In [None]:
import transformers
import torch

model_id = "meta-llama/Meta-Llama-3.1-8B-Instruct"
pipeline = transformers.pipeline(
    task="text-generation",
    model=model_id,
    model_kwargs={"torch_dtype": torch.bfloat16},
    device_map="auto",
    pad_token_id=transformers.AutoTokenizer.from_pretrained(model_id).eos_token_id
)

In [None]:
messages = [
    {
        "role": "system",
        "content": '''You are a language model that strictly outputs JSON format content.
Each user input is a sentence that commands an object detector to change its detection results. 
Analyze the user's intent and meaning, and include the analysis results in the following JSON fields:
Supported classes: ['aeroplane', 'bicycle', 'bird', 'boat', 'bottle', 'bus', 'car', 'cat', 'chair', 'cow', 'diningtable', 'dog', 'horse', 'motorbike', 'person', 'pottedplant', 'sheep', 'sofa', 'train', 'tvmonitor'].
1. attack_type: One of 'remove', 'misclassify', or 'generate'.
2. attack_mode: One of 'targeted' or 'untargeted'.
3. victim_class: One of supported classes or 'null'.
4. target_class: One of supported classes or 'null'.
Here are explainations of the combinations of attack_type and attack_mode and some rules to follow:
1. remove + targeted: Remove the victim_class from the detection results. Rule: In this case, the victim_class should not be 'null' and target_class should be 'null'.
2. remove + untargeted: Remove all classes from the detection results. Rule: In this case, the victim_class and target_class should both be 'null'.
3. misclassify + targeted: Misclassify the victim_class to target_class. Rule: In this case, both victim_class should and target_class should not be 'null'.
4. misclassify + untargeted: Misclassify all classes to another class, i.e. classify all objects wrongly. Rule: In this case, the victim_class and target_class should both be 'null'.
5. generate + untargeted: Generate a lot of randomly scattered and classified boxes in the image. Rule: In this case, the victim_class and target_class should both be 'null'.
Ensure the output is always in valid JSON format. No other fields are allowed in the output. Follow the rules strictly.'''
    },
    {"role": "user", "content": "Let this girl become a cat."},
]

outputs = pipeline(
    messages,
    max_new_tokens=256,
)
print(outputs[0]["generated_text"][-1]['content'])

# Untar

In [None]:
from mmdet.AnywhereDoor.curse_templates import CurseTemplates
import json
import tqdm

curse_templates = CurseTemplates()

success = 0
total = 0

failed_curses = []

for attack_type in ['remove', 'misclassify', 'generate']:
    attack_mode = 'untargeted'
    templates = curse_templates.templates[attack_type][attack_mode]['known'] + curse_templates.templates[attack_type][attack_mode]['unknown']
    print("Processing {} {}...".format(attack_mode, attack_type))
    pbar = tqdm.tqdm(templates)
    for curse in pbar:
        messages.pop()
        messages.append({"role": "user", "content": curse})

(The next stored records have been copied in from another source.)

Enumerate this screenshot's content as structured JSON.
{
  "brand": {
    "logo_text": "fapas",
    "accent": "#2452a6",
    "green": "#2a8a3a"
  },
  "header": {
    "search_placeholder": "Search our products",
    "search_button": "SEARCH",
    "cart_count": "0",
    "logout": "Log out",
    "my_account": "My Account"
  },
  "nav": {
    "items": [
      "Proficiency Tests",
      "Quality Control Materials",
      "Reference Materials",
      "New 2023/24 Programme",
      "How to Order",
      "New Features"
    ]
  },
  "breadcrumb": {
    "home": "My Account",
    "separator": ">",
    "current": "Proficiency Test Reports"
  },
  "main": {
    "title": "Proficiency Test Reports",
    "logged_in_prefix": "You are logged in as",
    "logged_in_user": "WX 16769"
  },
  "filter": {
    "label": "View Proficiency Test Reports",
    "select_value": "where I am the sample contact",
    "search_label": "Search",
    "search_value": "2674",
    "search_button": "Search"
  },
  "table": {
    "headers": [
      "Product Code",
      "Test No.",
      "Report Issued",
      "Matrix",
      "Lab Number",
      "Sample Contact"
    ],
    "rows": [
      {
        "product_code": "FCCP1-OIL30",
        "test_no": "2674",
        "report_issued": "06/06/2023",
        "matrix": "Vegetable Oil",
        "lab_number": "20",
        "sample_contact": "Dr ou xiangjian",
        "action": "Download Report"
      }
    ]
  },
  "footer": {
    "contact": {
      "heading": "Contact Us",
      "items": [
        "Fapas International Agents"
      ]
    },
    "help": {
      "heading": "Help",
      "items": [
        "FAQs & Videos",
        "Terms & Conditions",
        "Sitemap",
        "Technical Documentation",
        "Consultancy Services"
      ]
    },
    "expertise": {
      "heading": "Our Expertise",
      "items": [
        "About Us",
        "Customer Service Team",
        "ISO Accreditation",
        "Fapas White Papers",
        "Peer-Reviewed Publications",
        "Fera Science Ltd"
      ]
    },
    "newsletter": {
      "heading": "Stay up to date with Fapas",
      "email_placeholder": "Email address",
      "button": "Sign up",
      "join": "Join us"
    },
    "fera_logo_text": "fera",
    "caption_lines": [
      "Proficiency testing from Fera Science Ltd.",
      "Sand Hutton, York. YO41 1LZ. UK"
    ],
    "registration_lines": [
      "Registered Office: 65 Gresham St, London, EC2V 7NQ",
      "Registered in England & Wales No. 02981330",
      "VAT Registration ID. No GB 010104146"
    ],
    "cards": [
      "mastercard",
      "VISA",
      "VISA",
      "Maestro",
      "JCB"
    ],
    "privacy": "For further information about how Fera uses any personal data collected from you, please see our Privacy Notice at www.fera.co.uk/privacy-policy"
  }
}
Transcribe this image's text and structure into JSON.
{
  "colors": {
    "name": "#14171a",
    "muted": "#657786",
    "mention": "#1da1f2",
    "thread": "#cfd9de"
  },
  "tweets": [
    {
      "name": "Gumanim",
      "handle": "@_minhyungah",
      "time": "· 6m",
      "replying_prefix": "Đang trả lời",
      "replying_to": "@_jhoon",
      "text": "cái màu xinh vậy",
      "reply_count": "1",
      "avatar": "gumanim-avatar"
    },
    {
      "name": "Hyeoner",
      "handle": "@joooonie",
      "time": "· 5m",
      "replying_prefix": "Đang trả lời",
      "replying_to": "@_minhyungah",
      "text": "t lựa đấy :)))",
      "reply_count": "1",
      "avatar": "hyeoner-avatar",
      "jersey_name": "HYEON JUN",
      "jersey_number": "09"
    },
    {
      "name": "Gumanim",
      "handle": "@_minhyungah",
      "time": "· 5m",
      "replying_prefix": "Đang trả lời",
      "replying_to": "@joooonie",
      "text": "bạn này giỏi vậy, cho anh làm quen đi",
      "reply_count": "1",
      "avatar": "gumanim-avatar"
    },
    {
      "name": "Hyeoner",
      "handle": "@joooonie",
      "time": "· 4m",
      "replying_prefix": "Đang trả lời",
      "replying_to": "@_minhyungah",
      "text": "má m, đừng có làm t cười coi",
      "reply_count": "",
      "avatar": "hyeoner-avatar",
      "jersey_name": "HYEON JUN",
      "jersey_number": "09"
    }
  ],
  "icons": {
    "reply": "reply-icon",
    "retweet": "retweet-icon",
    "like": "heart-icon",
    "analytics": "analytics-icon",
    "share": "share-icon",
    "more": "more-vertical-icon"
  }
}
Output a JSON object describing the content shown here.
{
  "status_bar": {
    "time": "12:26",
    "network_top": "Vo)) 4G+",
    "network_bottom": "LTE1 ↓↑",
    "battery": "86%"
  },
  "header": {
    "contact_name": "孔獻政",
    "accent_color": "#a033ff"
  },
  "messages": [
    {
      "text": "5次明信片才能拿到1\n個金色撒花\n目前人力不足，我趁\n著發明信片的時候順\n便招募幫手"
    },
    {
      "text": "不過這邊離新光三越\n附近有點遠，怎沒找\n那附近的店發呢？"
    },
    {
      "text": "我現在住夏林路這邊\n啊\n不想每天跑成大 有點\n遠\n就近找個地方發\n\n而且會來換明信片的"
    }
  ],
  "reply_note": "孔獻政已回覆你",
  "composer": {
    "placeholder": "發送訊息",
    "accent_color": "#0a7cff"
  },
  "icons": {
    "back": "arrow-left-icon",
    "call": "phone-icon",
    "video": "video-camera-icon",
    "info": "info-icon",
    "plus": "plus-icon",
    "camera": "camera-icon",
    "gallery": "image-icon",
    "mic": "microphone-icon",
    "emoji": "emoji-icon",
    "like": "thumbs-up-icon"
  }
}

        outputs = pipeline(messages, max_new_tokens=256, top_p=1.0, top_k=0)
        generated_text = outputs[0]["generated_text"][-1]['content']
        try:
            start_idx = generated_text.index('{')
            end_idx = generated_text.rindex('}') + 1
            json_str = generated_text[start_idx:end_idx]
            parsed_json = json.loads(json_str)
        except (ValueError, json.JSONDecodeError) as e:
            print("=====================================")
            print(f"Error parsing JSON: {e}")
            print(f"Curse: {curse}")
            print(f"Generated text: {generated_text}")
            print("=====================================")
            continue

        is_field_correct = False
        if 'attack_type' not in parsed_json or 'attack_mode' not in parsed_json or 'victim_class' not in parsed_json or 'target_class' not in parsed_json:
            is_field_correct = False
        else:
            is_field_correct = True
            pred_attack_type = parsed_json['attack_type']
            pred_attack_mode = parsed_json['attack_mode']
            pred_victim_class = parsed_json['victim_class']
            pred_target_class = parsed_json['target_class']

        if is_field_correct and \
                pred_attack_type == attack_type and \
                pred_attack_mode == attack_mode:
                # pred_victim_class in ['null', None, ''] and \
                # pred_target_class in ['null', None, '']:
            success += 1
        else:
            failed_curses.append({
                "curse": curse,
                "attack_type": attack_type,
                "attack_mode": attack_mode,
                "parsed_json": parsed_json
            })
        total += 1
print(success)
print(total)

In [None]:
for failed_curse in failed_curses:
    print(failed_curse['curse'])
    print(f"attack_type: {failed_curse['attack_type']}")
    print(f"attack_mode: {failed_curse['attack_mode']}")
    print(f"parsed_json: {failed_curse['parsed_json']}")
    print("=======================================")

# Tar Remove

In [None]:
success = 0
total = 0

failed_curses = []

templates = curse_templates.templates['remove']['targeted']['known'] + curse_templates.templates['remove']['targeted']['unknown']
# print(templates)
voc_classes=[
    'aeroplane', 'bicycle'
]
print("Processing {} {}...".format('remove', 'targeted'))
pbar = tqdm.tqdm(templates)
for curse in pbar:
    for victim_class in voc_classes:
        curse = curse.replace('[victim_class]', victim_class)
        messages.pop()
        messages.append({"role": "user", "content": curse})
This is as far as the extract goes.